El Salvador’s President Nayib Bukele confirmed via Twitter Monday that the Latin American nation has bought the “Bitcoin price dip,” exchanging dollars for Bitcoin at a time he believes it remains undervalued by the global market.
The price of Bitcoin was around $45,700 dollars at the time of Bukele’s tweet announcing the purchase, down from highs near $50,000 earlier in the week.
On September 6, the day before Bitcoin was officially declared legal tender in El Salvador, the president announced that the country bought its first 400 BTC, at the time saying he planned on buying “a lot more” with government funds. With that historic announcement, El Salvador became the first country in the world to publicly put Bitcoin on its balance sheet.
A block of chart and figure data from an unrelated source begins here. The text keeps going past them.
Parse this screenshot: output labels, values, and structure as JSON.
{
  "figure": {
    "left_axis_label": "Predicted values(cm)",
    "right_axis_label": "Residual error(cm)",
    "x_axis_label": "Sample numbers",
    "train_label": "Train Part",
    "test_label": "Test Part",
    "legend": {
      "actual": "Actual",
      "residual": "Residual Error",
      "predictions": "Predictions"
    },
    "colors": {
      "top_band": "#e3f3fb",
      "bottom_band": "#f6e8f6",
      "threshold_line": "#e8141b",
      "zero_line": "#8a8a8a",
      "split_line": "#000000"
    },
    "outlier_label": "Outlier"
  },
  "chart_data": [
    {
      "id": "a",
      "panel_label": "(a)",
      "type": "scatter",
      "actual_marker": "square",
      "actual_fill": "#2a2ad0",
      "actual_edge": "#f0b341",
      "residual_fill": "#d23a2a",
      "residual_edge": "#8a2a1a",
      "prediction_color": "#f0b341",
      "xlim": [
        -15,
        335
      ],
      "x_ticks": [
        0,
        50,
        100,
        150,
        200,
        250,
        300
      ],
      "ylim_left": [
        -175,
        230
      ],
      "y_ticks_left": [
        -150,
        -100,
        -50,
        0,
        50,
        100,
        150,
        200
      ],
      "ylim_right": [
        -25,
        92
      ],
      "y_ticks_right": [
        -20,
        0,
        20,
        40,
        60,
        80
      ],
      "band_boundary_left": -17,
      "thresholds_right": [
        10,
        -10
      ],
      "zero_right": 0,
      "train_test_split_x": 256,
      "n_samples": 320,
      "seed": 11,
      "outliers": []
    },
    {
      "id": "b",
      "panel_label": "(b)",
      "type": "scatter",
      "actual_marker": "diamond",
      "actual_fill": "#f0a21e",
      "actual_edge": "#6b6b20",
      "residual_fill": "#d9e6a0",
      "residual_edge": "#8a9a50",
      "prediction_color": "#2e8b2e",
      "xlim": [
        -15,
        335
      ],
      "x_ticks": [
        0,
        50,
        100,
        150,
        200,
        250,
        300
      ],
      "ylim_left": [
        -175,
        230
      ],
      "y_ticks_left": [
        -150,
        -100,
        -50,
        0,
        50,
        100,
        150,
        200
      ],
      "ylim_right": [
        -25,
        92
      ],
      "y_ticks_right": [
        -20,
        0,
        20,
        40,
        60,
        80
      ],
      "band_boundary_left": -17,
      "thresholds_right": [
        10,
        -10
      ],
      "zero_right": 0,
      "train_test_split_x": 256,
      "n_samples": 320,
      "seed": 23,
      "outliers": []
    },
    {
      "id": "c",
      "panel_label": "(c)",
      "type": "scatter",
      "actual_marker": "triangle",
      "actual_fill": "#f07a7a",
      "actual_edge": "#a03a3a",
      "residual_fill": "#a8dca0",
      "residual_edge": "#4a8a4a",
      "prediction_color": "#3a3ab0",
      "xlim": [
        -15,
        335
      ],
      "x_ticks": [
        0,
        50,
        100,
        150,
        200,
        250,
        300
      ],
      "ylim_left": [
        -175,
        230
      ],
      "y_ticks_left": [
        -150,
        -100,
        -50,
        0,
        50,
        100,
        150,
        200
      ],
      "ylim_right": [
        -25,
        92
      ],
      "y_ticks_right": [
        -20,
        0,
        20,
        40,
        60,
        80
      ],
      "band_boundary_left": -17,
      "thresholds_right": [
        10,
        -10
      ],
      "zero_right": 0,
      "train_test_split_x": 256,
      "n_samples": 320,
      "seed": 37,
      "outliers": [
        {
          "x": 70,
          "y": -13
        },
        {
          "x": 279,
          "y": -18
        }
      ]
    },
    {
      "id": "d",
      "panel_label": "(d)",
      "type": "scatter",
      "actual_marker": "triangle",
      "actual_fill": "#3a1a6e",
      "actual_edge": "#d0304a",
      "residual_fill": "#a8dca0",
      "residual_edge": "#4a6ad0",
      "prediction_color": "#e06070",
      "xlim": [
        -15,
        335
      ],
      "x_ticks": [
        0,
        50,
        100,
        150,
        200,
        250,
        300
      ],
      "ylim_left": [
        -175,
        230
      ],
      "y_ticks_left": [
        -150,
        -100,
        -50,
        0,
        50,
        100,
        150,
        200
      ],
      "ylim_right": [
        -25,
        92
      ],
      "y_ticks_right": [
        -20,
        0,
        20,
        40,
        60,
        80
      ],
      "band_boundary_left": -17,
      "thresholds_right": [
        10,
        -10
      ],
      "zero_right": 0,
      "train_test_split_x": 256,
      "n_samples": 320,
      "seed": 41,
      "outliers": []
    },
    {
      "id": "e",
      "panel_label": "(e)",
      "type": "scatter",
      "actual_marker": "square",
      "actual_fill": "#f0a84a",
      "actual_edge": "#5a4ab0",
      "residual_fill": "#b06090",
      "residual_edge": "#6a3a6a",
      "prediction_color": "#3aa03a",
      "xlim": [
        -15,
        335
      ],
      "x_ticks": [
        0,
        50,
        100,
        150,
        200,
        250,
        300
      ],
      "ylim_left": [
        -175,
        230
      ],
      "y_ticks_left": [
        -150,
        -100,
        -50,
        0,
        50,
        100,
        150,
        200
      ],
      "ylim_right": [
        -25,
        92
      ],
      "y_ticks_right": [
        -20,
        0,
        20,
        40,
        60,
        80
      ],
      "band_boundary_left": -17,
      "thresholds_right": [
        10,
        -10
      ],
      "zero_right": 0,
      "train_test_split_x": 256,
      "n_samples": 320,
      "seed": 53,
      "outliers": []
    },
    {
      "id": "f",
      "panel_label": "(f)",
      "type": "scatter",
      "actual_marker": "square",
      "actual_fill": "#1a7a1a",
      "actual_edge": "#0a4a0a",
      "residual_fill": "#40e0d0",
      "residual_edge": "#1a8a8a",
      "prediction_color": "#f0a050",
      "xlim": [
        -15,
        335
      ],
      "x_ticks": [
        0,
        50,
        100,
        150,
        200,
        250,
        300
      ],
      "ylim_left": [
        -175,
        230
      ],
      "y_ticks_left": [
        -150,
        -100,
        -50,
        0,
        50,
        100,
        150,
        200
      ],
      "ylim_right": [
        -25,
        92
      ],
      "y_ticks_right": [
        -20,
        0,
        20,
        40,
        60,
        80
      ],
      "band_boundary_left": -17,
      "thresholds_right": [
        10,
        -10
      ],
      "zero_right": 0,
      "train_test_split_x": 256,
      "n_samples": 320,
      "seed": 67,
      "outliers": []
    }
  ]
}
Bitcoin was declared legal tender in El Salvador the next day. Its price declined from around $51,000 down to $43,000 when President Nayib Bukele announced again that El Salvador had bought the dip. Bringing the country’s total Bitcoin reserves from 400 to 550 BTC.
Monday’s purchase brought El Salvador’s Bitcoin reserves from 550 to 700 BTC, with a price of about $31,198,397 at the time of writing.
The Bitcoin price continued to decline to around $44,700 after Bukele’s announcement, until around 6 AM EST Monday morning.
The news comes at a time when international figures like Edward Snowden are urging nations to embrace Bitcoin. After El Salvador made Bitcoin legal tender, the famous whistleblower highlighted that Bitcoin favors those that adopt it early, thereby putting pressure on other nations, which will be penalized for being laggards.
Among the interested second nations to publicly adopt Bitcoin and pursue Bitcoin mining are Laos and Ukraine.
The world is watching this experiment, and Bitcoiners are eager to see what country will be next to adopt Bitcoin as nations are forced to compete or be left behind. The game-theoretic prisoner’s dilemma has begun in global politics, and nation states that adopt Bitcoin first are at a great advantage.